Teatro Ambra Jovinelli - Leo Gullotta in Pensaci, Giacomino 14 - 25 novembre 2018

Di Luigi Pirandello  con Liborio Natali, Rita Abela, Federica Bern, Valentina Gristina, Gaia Lo Vecchio, Marco Guglielmi,  Valerio Santi e Sergio Mascherpa. Lettura drammaturgica e regia Fabio Grossi  scena e costumi Angela Gallaro Goracci  musiche Germano Mazzocchetti  luci Umile Vainieri  regista assistente Mimmo Verdesca  voce dei brani cantati Claudia Portale produzione Teatro Stabile di Catania – Compagnia Enfi Teatro

Dal 14 al 25 novembre, al Teatro Ambra Jovinelli, Leo Gullotta sarà l’inimitabile protagonista di Pensaci, Giacomino!, commedia capolavoro di Luigi Pirandello che mette a nudo una società becera e ciarliera, dove il gioco della calunnia, del dissacro e del bigottismo è sempre pronto ad esibirsi. La regia è affidata a Fabio Grossi.
Con Liborio Natali, Rita Abela, Federica Bern, Valentina Gristina, Gaia Lo Vecchio, Marco Guglielmi, Valerio Santi e Sergio Mascherpa.

"Pensaci, Giacomino" nasce in veste di novella del 1915 per poi avere la sua prima edizione teatrale, in lingua, nel 1917. Tutti i ragionamenti, i luoghi comuni, gli assiomi pirandelliani sono presenti in questa opera. Un testo di condanna, condanna di una società becera e ciarliera, dove il gioco della calunnia, del dissacro e del bigottismo e sempre pronto ad esibirsi.

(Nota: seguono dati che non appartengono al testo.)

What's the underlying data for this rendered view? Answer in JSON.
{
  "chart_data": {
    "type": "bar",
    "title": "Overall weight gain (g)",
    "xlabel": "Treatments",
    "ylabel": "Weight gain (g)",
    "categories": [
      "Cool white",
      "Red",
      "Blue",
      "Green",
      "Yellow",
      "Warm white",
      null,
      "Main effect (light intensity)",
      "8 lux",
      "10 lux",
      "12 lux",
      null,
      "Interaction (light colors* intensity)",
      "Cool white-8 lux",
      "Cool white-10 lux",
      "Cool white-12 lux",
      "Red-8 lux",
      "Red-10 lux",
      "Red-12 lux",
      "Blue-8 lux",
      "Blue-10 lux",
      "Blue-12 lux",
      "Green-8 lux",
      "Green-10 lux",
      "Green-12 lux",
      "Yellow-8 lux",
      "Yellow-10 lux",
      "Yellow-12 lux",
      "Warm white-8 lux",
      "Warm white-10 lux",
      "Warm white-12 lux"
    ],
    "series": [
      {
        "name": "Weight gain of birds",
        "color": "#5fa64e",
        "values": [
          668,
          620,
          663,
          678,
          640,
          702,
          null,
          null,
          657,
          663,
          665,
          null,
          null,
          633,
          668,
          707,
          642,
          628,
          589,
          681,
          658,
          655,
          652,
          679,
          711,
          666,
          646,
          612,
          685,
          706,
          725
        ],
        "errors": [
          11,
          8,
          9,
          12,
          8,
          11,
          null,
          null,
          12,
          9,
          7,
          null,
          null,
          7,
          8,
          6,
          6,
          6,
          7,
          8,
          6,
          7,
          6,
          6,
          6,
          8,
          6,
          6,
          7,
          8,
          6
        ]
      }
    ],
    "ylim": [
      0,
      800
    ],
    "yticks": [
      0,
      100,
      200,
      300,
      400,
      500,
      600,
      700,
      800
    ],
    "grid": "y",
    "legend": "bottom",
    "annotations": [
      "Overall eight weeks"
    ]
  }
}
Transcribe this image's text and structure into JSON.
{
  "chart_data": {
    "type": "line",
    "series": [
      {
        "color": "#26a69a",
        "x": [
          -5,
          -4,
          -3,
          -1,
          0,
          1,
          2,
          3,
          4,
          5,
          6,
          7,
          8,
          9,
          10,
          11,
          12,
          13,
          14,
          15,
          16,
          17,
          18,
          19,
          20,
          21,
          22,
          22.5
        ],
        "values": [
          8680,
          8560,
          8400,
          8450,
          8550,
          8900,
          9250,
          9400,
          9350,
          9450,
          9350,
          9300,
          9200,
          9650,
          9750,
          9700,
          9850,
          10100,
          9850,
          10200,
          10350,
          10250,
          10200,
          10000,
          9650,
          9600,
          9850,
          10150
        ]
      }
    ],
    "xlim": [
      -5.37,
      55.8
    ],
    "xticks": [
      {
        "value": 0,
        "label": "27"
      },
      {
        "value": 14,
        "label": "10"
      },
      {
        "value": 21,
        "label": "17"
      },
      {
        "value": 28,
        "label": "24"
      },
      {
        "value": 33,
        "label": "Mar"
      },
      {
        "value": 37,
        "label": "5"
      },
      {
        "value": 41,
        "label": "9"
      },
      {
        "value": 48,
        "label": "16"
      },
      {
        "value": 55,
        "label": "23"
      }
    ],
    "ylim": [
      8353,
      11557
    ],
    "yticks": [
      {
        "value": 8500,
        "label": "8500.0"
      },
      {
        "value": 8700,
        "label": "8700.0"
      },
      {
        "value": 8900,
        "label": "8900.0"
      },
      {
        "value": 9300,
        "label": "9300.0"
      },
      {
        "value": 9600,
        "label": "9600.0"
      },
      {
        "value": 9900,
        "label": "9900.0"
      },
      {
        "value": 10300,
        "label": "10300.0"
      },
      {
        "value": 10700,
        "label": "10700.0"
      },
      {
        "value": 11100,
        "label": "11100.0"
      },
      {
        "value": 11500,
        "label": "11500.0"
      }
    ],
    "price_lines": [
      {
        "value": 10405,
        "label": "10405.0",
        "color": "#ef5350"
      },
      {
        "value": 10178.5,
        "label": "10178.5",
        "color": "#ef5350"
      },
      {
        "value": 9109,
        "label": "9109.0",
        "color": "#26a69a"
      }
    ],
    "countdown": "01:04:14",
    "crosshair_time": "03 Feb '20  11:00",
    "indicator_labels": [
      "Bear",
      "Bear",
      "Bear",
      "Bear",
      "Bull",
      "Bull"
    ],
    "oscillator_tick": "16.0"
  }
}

La storia racconta di una fanciulla che rimasta incinta del suo giovane fidanzato non sa come poter portare avanti questa gravidanza, il professore Toti pensa di poterla aiutare chiedendola in moglie e potendola poi così autorizzare a vivere della sua pensione il giorno che lui non ci sarà più. Naturalmente la società civile si rivolterà contro questa decisione anche a discapito della piccola creatura che nel frattempo è venuta al mondo.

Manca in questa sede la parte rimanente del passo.